Open Source Removable Media Encryption?

An anonymous reader asks: "I'm trying to find a solution for encrypting removable media connected to my network's computers. Ideally, the solution would: allow Enterprise deployment and configuration in a Windows XP environment; be free and open source; not require administrative privileges to use (encrypt/decrypt files and media); and allow decryption via freely available and platform-independent methods on the destination machine. I've looked at PointSec for Removable Media, but it requires Windows on both ends. I've also looked at TrueCrypt, but it doesn't appear to limit encryption to only removable media (I don't want users encrypting their hard drives). Slashdot, can you help me?"

One link answer that has worked well for me

[takeya]

http://glosoli.blogspot.com/2005/09/encrypted-thum b-drive-and-autoplay.html

work off that its good

Why not TrueCrypt?

[wuzzeb]

Truecrypt can do exactly what you want. From here

After a system administrator installs TrueCrypt on the system, users without administrator privileges will be able to run TrueCrypt, mount/dismount any TrueCrypt volume, and create file-hosted TrueCrypt volumes on the system.
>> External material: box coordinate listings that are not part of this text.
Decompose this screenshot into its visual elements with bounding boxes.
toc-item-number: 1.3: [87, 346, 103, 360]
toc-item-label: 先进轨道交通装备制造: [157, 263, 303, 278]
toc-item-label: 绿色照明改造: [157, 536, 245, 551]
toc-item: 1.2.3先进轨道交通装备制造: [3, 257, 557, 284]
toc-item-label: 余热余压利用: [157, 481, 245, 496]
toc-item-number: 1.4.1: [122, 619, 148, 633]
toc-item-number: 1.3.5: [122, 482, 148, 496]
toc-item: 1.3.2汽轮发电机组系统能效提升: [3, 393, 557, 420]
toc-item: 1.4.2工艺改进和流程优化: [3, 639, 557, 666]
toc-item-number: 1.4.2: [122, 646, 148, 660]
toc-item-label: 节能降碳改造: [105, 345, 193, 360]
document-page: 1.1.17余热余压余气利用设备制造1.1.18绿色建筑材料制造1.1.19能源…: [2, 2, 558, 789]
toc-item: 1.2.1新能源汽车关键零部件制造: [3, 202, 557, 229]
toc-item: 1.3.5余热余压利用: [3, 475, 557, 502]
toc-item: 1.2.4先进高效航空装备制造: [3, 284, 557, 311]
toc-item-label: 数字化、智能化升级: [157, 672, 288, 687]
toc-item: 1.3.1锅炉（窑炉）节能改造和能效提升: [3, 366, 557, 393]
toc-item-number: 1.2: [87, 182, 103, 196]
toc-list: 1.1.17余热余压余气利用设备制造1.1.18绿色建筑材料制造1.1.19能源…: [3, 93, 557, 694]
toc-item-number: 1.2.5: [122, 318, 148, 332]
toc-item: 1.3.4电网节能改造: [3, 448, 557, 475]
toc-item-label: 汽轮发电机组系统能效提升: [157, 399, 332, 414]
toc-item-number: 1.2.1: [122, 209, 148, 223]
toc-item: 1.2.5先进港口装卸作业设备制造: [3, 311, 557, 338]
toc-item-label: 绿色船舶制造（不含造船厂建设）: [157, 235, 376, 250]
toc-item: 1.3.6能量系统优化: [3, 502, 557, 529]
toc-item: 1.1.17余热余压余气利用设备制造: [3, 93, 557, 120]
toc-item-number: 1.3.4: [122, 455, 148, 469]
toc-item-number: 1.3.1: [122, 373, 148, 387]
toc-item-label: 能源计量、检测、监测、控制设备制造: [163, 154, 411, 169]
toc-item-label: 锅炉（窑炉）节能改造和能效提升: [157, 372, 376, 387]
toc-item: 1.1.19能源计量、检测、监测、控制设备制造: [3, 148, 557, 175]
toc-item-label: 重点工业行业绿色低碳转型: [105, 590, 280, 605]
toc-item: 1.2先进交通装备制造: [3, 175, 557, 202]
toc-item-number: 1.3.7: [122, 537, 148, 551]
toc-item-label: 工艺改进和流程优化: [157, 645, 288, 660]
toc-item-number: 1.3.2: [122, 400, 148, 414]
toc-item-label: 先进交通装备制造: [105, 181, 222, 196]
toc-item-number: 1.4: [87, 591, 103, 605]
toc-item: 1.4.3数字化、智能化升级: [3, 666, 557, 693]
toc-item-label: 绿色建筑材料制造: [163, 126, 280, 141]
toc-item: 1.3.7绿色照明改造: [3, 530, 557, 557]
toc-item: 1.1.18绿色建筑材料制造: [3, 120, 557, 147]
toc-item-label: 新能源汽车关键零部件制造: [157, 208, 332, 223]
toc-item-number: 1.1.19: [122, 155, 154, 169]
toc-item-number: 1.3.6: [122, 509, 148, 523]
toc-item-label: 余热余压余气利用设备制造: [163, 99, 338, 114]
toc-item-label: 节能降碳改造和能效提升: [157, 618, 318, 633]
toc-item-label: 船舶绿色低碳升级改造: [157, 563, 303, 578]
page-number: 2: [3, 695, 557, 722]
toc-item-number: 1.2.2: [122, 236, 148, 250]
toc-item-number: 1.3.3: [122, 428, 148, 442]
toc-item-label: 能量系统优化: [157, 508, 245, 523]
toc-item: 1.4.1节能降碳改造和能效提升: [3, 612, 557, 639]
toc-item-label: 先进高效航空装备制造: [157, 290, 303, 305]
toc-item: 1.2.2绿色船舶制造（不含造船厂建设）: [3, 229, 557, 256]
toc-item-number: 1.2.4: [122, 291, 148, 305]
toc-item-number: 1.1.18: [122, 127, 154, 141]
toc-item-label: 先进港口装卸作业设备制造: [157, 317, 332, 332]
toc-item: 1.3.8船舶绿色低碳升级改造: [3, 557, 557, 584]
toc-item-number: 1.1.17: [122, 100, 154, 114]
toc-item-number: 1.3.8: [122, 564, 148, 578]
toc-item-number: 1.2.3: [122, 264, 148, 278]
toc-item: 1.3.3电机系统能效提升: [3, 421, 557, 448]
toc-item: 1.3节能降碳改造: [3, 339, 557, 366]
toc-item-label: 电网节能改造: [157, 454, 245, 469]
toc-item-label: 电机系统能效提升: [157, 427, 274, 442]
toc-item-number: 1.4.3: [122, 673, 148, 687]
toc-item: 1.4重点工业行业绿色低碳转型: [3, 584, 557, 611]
However, users without administrator privileges cannot encrypt/format partitions, cannot create NTFS volumes, cannot install/uninstall TrueCrypt, cannot change passwords/keyfiles for TrueCrypt partitions/devices, cannot backup/restore headers of TrueCrypt partitions/devices, and they cannot run TrueCrypt in 'traveller' mode.

Exactly what you want... when running TrueCrypt in normal user mode, no one will be able to encrypt the hard drive or anything else.

Challenger thumbdrive encryption

[badzilla]

Challenger thumbdrive encryption, not checked it out in depth but works for me for those "OMG what if I lost this thumdrive" moments.

http://www.encryption-software.de/challenger/en/do c_short_manual.html

Encrypting removable media

[CastrTroy]

The problem with encrypting removable media is a little bit shakey. I'm assuming you want the to encrypt it so they can bring the information home with them. If they aren't bringing it home, you're probably better leaving the data on the computer/network to keep it more secure. However, once they bring it home, and type in the decryption key, any spyware on their home computer is free to read the data just as the user would be free to read the data. Smart spyware would probably actively look for encrypted partitions (although I don't know of any that does), because it's more likely that there is confidential and important information there. Encrypting the media will give you lots of protection if the data happens to go lost, but won't protect you once the user plugs it into a foriegn computer and types the password. You also need the software on every computer, so if you're bringing a presentation on an encrypted drive to a client's office, they need to have the software to read it. Also, remants of the files can be left on the computer in the swap partition, which can be read later if the swap partition isn't encrypted, which is the case with most windows, as well as Linux setups (althought it's quite easy to encrypt your Linux swap partition)

On a side note, I don't think you have to worry too much about the users encrypting their hard drive if you use truecrypt, because as far as i'm aware, you have to unmount and format the volume in order to encrypt it. I don't think that regular users have that privilege, and I'm not even sure if it's possible with admin privileges, if they only have 1 partition. You can't unmount C: when you only have C:. Same reason why Format C: will not work at the command prompt.